Homework 3¶

In this homework you will:

Use feature weights learned with logistic regression to assess feature importance
Understand what happens to weights in the limit as LR runs for more iterations and how to deal with that by changing the objective function.

Logistic Regression¶

Recall that logistic regression learns a weight vector such that $wx >> 0$ for positive instances and $wx << 0$ for negative instances. Below you'll look at the weights that were learned and think about which features are important.

Remeber that the implementation of multi-class logistic regression in scikit is one-vs-all.

In [1]:

from sklearn.linear_model import LogisticRegression
from sklearn.datasets import load_wine
import matplotlib.pyplot as plt
import numpy as np
from sklearn.metrics import accuracy_score

Load the data¶

The wine dataset has 13 features that are real valued and all positive. That last bit is important for what follows. The goal is to classify a sample of wine characterized by its 13 featues into one of three types of wines.

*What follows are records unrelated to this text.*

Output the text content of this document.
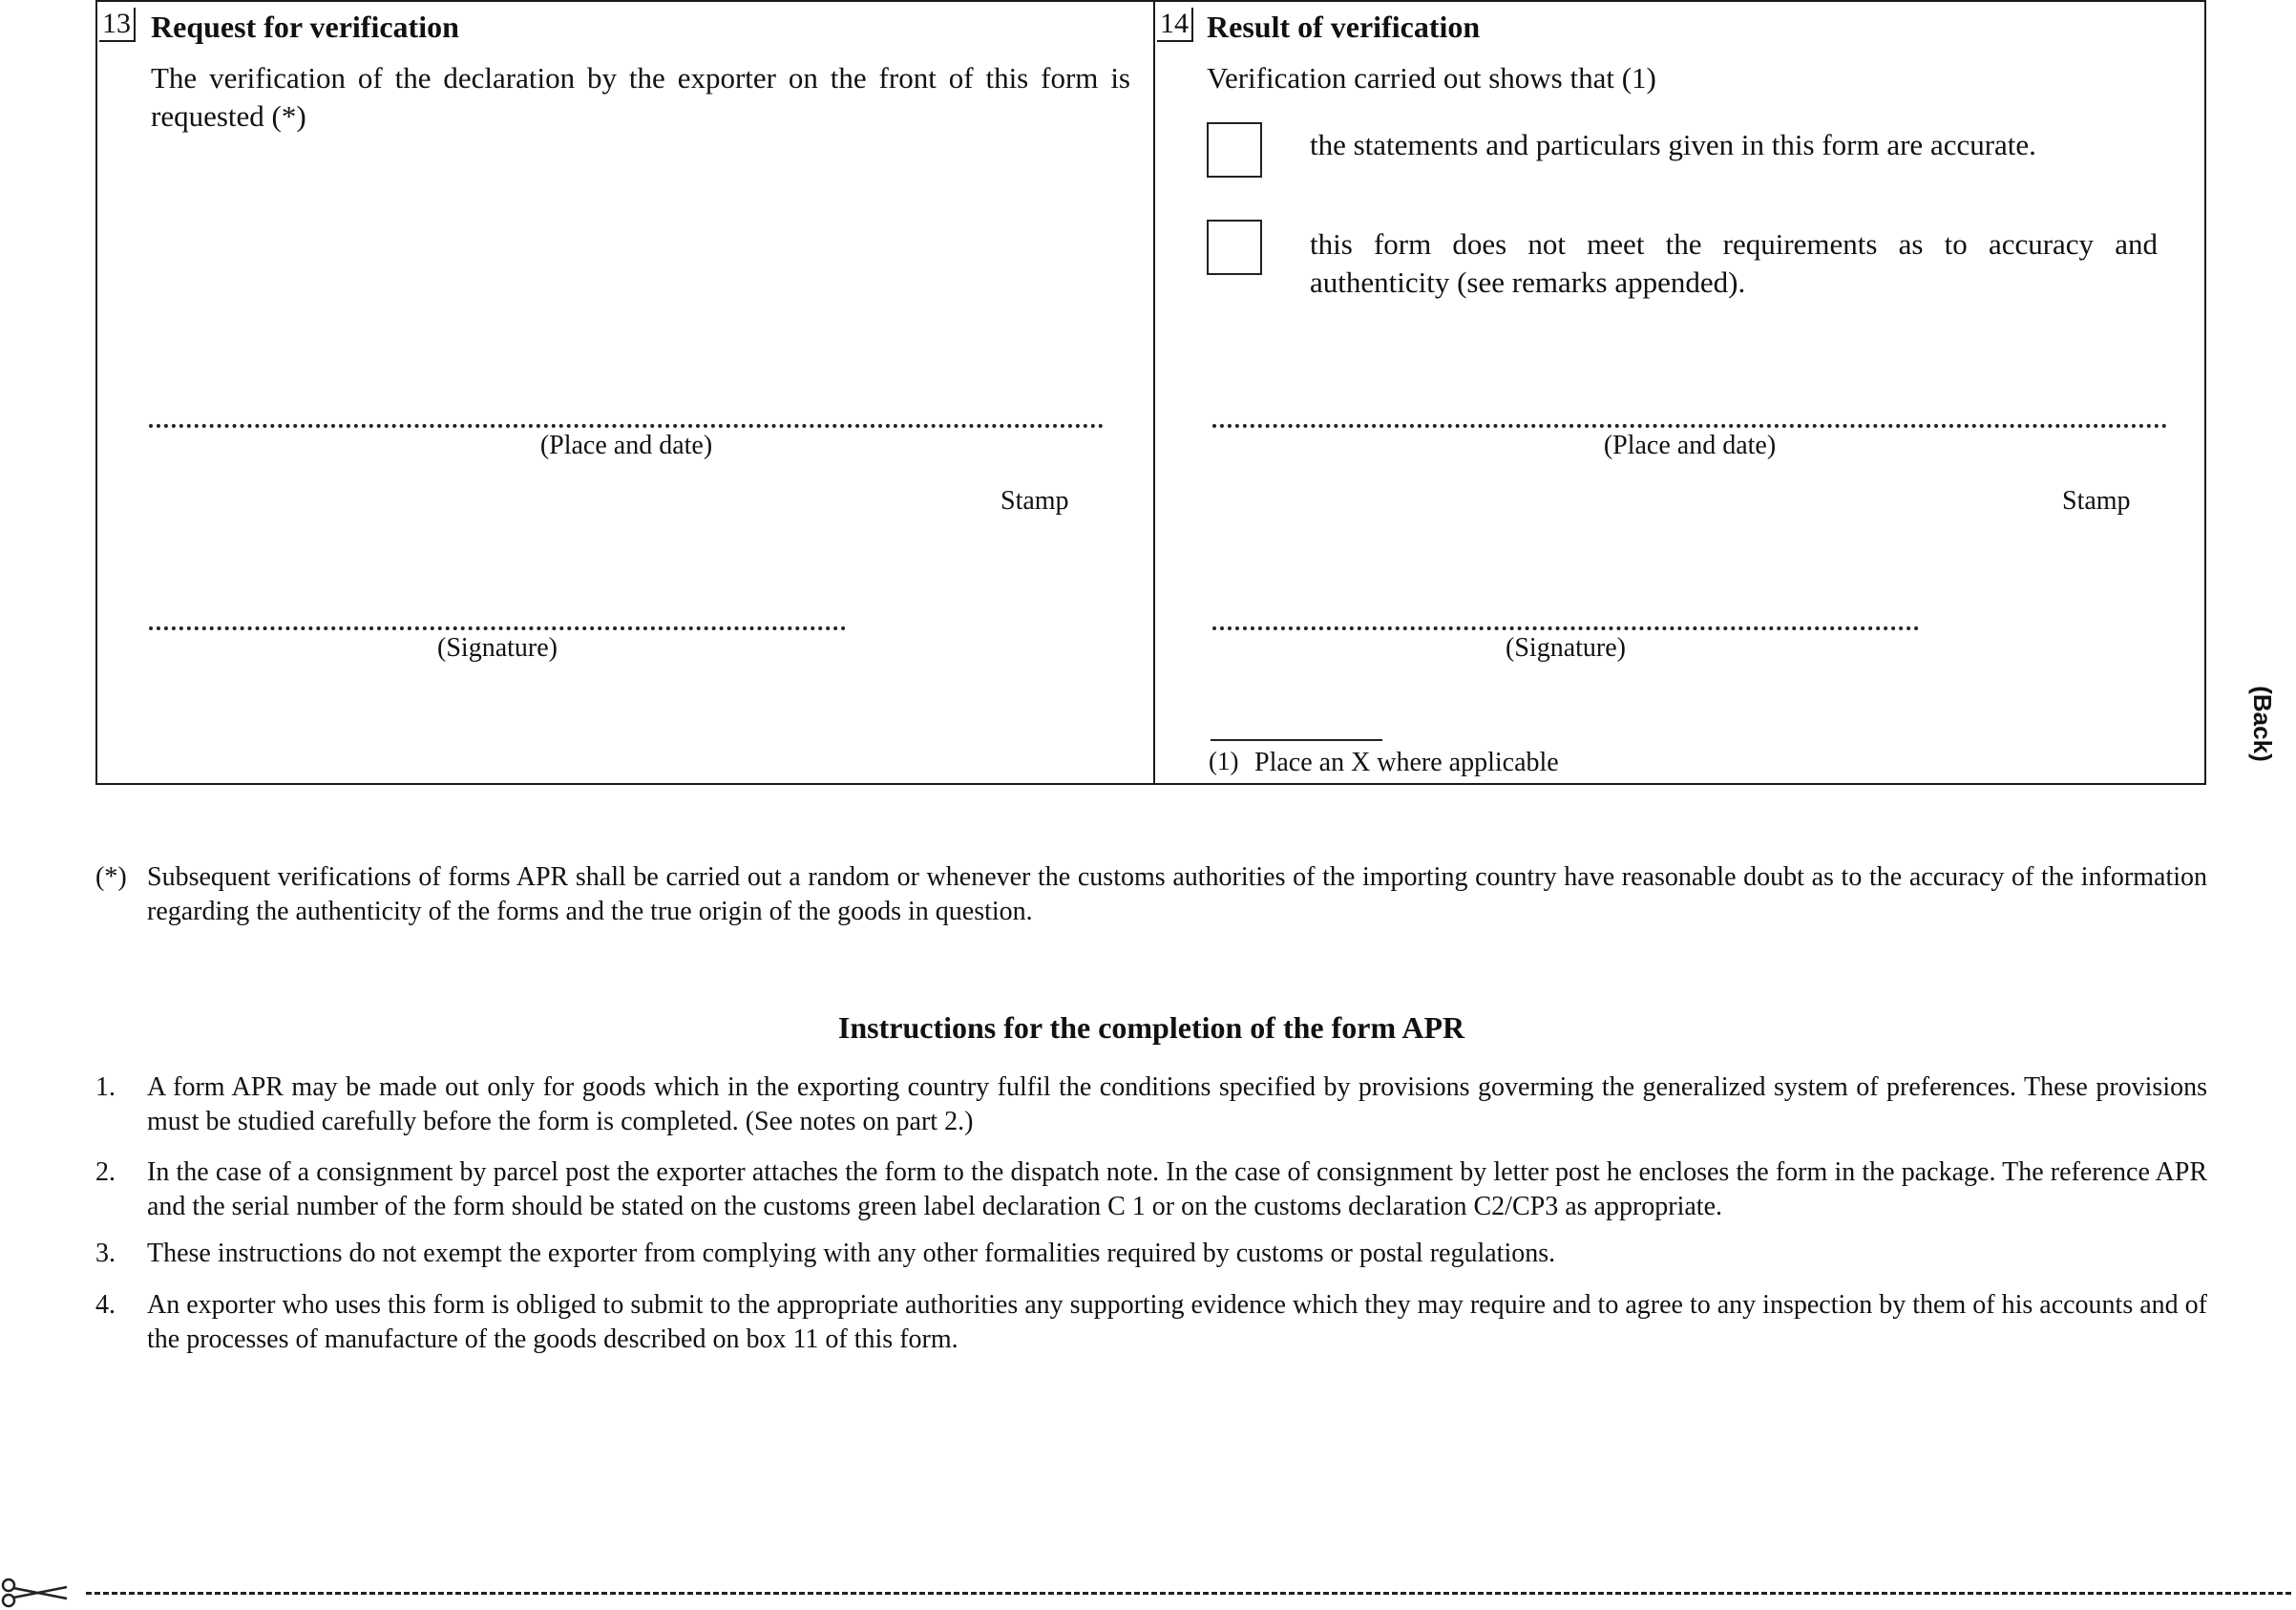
13 Request for verification
The verification of the declaration by the exporter on the front of this form is requested (*)
(Place and date)
Stamp
(Signature)
14 Result of verification
Verification carried out shows that (1)
the statements and particulars given in this form are accurate.
this form does not meet the requirements as to accuracy and authenticity (see remarks appended).
(Place and date)
Stamp
(Signature)
(1) Place an X where applicable
(Back)
(*) Subsequent verifications of forms APR shall be carried out a random or whenever the customs authorities of the importing country have reasonable doubt as to the accuracy of the information regarding the authenticity of the forms and the true origin of the goods in question.
Instructions for the completion of the form APR
1.	A form APR may be made out only for goods which in the exporting country fulfil the conditions specified by provisions goverming the generalized system of preferences. These provisions must be studied carefully before the form is completed. (See notes on part 2.)
2.	In the case of a consignment by parcel post the exporter attaches the form to the dispatch note. In the case of consignment by letter post he encloses the form in the package. The reference APR and the serial number of the form should be stated on the customs green label declaration C 1 or on the customs declaration C2/CP3 as appropriate.
3.	These instructions do not exempt the exporter from complying with any other formalities required by customs or postal regulations.
4.	An exporter who uses this form is obliged to submit to the appropriate authorities any supporting evidence which they may require and to agree to any inspection by them of his accounts and of the processes of manufacture of the goods described on box 11 of this form.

Train a classifier and look at the feature weights¶

The plot below shows the weights associated with all 13 features for each of the three classes. The are overlaid so that you can compare weights across classes.

In [3]:

clf = LogisticRegression(C = 1)
clf.fit(X, y)
x = list(range(13))
plt.plot(x, clf.coef_[0], label=data['target_names'][0])
plt.plot(x, clf.coef_[1], label=data['target_names'][1])
plt.plot(x, clf.coef_[2], label=data['target_names'][2])
plt.legend()
plt.xticks(x, data['feature_names'], rotation ='vertical')
plt.show()

/Users/oates/tmp/env/anaconda3/lib/python3.8/site-packages/sklearn/linear_model/_logistic.py:763: ConvergenceWarning: lbfgs failed to converge (status=1):
STOP: TOTAL NO. of ITERATIONS REACHED LIMIT.

Increase the number of iterations (max_iter) or scale the data as shown in:
    https://scikit-learn.org/stable/modules/preprocessing.html
Please also refer to the documentation for alternative solver options:
    https://scikit-learn.org/stable/modules/linear_model.html#logistic-regression
  n_iter_i = _check_optimize_result(

Task 1 - Answer the following questions¶

Given the plot above, give a brief answer (a few sentences to a paragraph) to each of the following questions.

Which feature is most important for determining if a sample is class 0?
Which feature is most important for determining if a sample is class 2?
If malic_acid is a large number, does that make it more or less likely that the instance belongs to class 1? Why?
Which two classes are probably the hardest to tell apart? Why?
If you could only keep two features, which ones would you keep to maximize classification accuracy? Why those two?

Task 2 - Answer the following questions¶

It is the case that the standard logistic regression algorithm, if run for many iterations on a linearly separable dataset, finds a weight vector that separates the instances and then keeps increasing the magnitude of the weight vector. In fact, the magnitude of the weight vector will tend to infinity. Explain why the weight vector keeps increasing even after the instances are classified correctly. Hint: Consider the objective function that the algorithm is maximizing.
Explain why this behavior is undesirable.
Ridge regression is a method that includes a term of the following form in the objective function: $$\lambda \sum_i^m w_i^2$$ That term is the sum of the squared weights in the weight vector, where the sum is multiplied by a number between 0 and 1 to control its impact on the learning algorithm. Describe how you would include this term in the logistic regression objective function to control the growth of weights (as mentioned in the previous questions). Write down what the new update rule will look like for gradient ascent. Note: You do not need to rederive the update rule shown in the lecture notes. Just add whatever is need to account for the inclusion of the term above in the objective.